Let’s take these arguments one at a time:

The Prostitute Argument

Claim: “Apples are cheap and easy.”

Reaction: It’s true, apples are not expensive.  According to the USDA Economic Research Service (which is apparently a thing), apples cost a mere $0.11 per fruit serving, the lowest of any fruit.  The cheapest vegetable, according to that same report?  Cabbage.  Where are the cabbage parades?  Is anyone making the argument that cabbage is the best vegetable because of how cheap it is compared to a cucumber?  (Hint: nope.)

Apples also get a lot of credit for being the quickest fruit refrigerator-to-face.  If you see an apple and are near a source of clean water (to rinse your prize), you can begin munching in under 3 seconds.

That’s just great.

But let’s change the hypothetical just a little bit.  What if you were at a party, let’s say a barbecue, where a plethora of prepared fruits had been placed on a common table.  There are freshly washed apples alongside peeled oranges, watermelon slices, prepared pre-pared pears, fresh grapes, sliced kiwi fruit, and destemmed strawberries.  How long would those apple slices last?


When pit against most any other prepared fruit, the apple loses.

The Non-Apple Argument

Claim: “Delicious things are made of apples.”

Reaction: While it is quite true that apples can be baked or converted into all kinds of scrumptious things (pies, crisps, cobblers, strudels) and even mashed up to make applesauce, it’s worth noting that each of these items has one thing non-apple in common: they require gobs and gobs of sugar.

If you’re favorite thing about apples is that they can be turned into something delicious if you add a ton of sugar to them, I have some bad news for you: your true love is sugar, not apples.  This logic also extends to lobster fans (secret butter lovers), hollandaise fans (cholesterol lovers), fans of playing golf (frustration lovers).

If the best part about something is that it can be converted into something else, it’s quite possible that the original something may not be so great after all.

Sorry, apples.

The Ethnocentric Argument

Claim: “Apples are firmly represented in American culture, traitor.”

Reaction: Apples are everywhere!  They are as American as apple pie!  Candied apples at the state and county fair!  Apple-picking!  Bringing an apple to the teacher!   Bobbing for apples!  The Big Apple!

Yes, yes, that’s all true.  Apples are everywhere.

But nowadays, if a man yells “Apple!” in a crowded theater, he is more likely to conjure images of hipsters waiting in line to buy an iPad than a freshly baked pie on mom’s window sill, its wafting aroma lovingly lifting a longing cartoon hobo off his feet.    In this country, the apple is now sliding into second place on the List of Things People Think About When Someone Says “Apple”.

That’s not a good sign.

The Outright Lie Argument

Claim: “An apple per day keeps the doctor away.”

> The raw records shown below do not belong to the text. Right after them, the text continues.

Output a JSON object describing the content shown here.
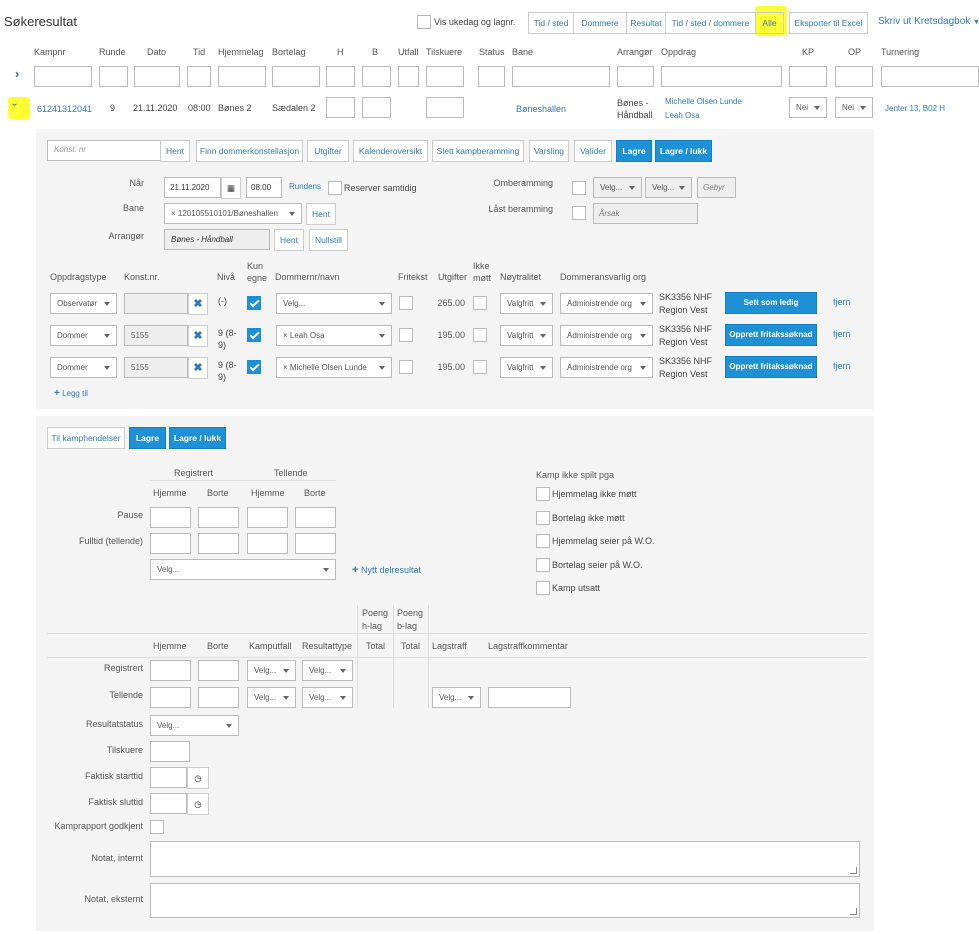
{
  "page": {
    "title": "Søkeresultat"
  },
  "toolbar": {
    "show_weekday_label": "Vis ukedag og lagnr.",
    "filter_buttons": [
      "Tid / sted",
      "Dommere",
      "Resultat",
      "Tid / sted / dommere",
      "Alle"
    ],
    "export_label": "Eksporter til Excel",
    "print_label": "Skriv ut Kretsdagbok"
  },
  "table": {
    "columns": [
      "Kampnr",
      "Runde",
      "Dato",
      "Tid",
      "Hjemmelag",
      "Bortelag",
      "H",
      "B",
      "Utfall",
      "Tilskuere",
      "Status",
      "Bane",
      "Arrangør",
      "Oppdrag",
      "KP",
      "OP",
      "Turnering"
    ],
    "row": {
      "kampnr": "61241312041",
      "runde": "9",
      "dato": "21.11.2020",
      "tid": "08:00",
      "hjemmelag": "Bønes 2",
      "bortelag": "Sædalen 2",
      "bane": "Bøneshallen",
      "arrangor": "Bønes - Håndball",
      "oppdrag1": "Michelle Olsen Lunde",
      "oppdrag2": "Leah Osa",
      "kp": "Nei",
      "op": "Nei",
      "turnering": "Jenter 13, B02 H"
    }
  },
  "match_toolbar": {
    "konst_placeholder": "Konst. nr",
    "hent": "Hent",
    "buttons": [
      "Finn dommerkonstellasjon",
      "Utgifter",
      "Kalenderoversikt",
      "Slett kampberamming",
      "Varsling",
      "Valider"
    ],
    "save": "Lagre",
    "save_close": "Lagre / lukk"
  },
  "scheduling": {
    "naar_label": "Når",
    "date": "21.11.2020",
    "time": "08:00",
    "rundens": "Rundens",
    "reserve_label": "Reserver samtidig",
    "bane_label": "Bane",
    "bane_value": "120105510101/Bøneshallen",
    "bane_hent": "Hent",
    "arrangor_label": "Arrangør",
    "arrangor_value": "Bønes - Håndball",
    "arr_hent": "Hent",
    "nullstill": "Nullstill",
    "omberamming_label": "Omberamming",
    "velg": "Velg...",
    "gebyr": "Gebyr",
    "last_label": "Låst beramming",
    "arsak": "Årsak"
  },
  "assign": {
    "headers": [
      "Oppdragstype",
      "Konst.nr.",
      "Nivå",
      "Kun egne",
      "Dommernr/navn",
      "Fritekst",
      "Utgifter",
      "Ikke møtt",
      "Nøytralitet",
      "Dommeransvarlig org"
    ],
    "rows": [
      {
        "type": "Observatør",
        "konst": "",
        "niva": "(-)",
        "name": "Velg...",
        "utgifter": "265.00",
        "noyt": "Valgfritt",
        "org": "Administrende org",
        "region": "SK3356 NHF Region Vest",
        "action": "Sett som ledig",
        "fjern": "fjern"
      },
      {
        "type": "Dommer",
        "konst": "5155",
        "niva": "9 (8-9)",
        "name": "Leah Osa",
        "utgifter": "195.00",
        "noyt": "Valgfritt",
        "org": "Administrende org",
        "region": "SK3356 NHF Region Vest",
        "action": "Opprett fritakssøknad",
        "fjern": "fjern"
      },
      {
        "type": "Dommer",
        "konst": "5155",
        "niva": "9 (8-9)",
        "name": "Michelle Olsen Lunde",
        "utgifter": "195.00",
        "noyt": "Valgfritt",
        "org": "Administrende org",
        "region": "SK3356 NHF Region Vest",
        "action": "Opprett fritakssøknad",
        "fjern": "fjern"
      }
    ],
    "add": "Legg til"
  },
  "result_toolbar": {
    "events": "Til kamphendelser",
    "save": "Lagre",
    "save_close": "Lagre / lukk"
  },
  "results": {
    "registrert": "Registrert",
    "tellende": "Tellende",
    "hjemme": "Hjemme",
    "borte": "Borte",
    "pause": "Pause",
    "fulltid": "Fulltid (tellende)",
    "velg": "Velg...",
    "nytt": "Nytt delresultat",
    "not_played_title": "Kamp ikke spilt pga",
    "not_played": [
      "Hjemmelag ikke møtt",
      "Bortelag ikke møtt",
      "Hjemmelag seier på W.O.",
      "Bortelag seier på W.O.",
      "Kamp utsatt"
    ],
    "h2": [
      "Hjemme",
      "Borte",
      "Kamputfall",
      "Resultattype",
      "Total",
      "Total",
      "Lagstraff",
      "Lagstraffkommentar"
    ],
    "poeng_h": "Poeng h-lag",
    "poeng_b": "Poeng b-lag",
    "reg_row": "Registrert",
    "tel_row": "Tellende",
    "status_label": "Resultatstatus",
    "tilskuere": "Tilskuere",
    "start": "Faktisk starttid",
    "slutt": "Faktisk sluttid",
    "godkjent": "Kamprapport godkjent",
    "notat_int": "Notat, internt",
    "notat_eks": "Notat, eksternt"
  },
  "colors": {
    "accent": "#1e90d6",
    "link": "#337ab7",
    "highlight": "#ffff00"
  }
}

Reaction: No, this is not true.

Although the mighty Apple Lobby would have you believe this falsehood, an apple each day will not keep a doctor away.  In fact, studies have shown that daily apple intake has very little to do with doctor visits.  Unless, of course, you are a post-menopausal woman.  Lack of proper health insurance (and underinsurance) is far more likely to keep a doctor away.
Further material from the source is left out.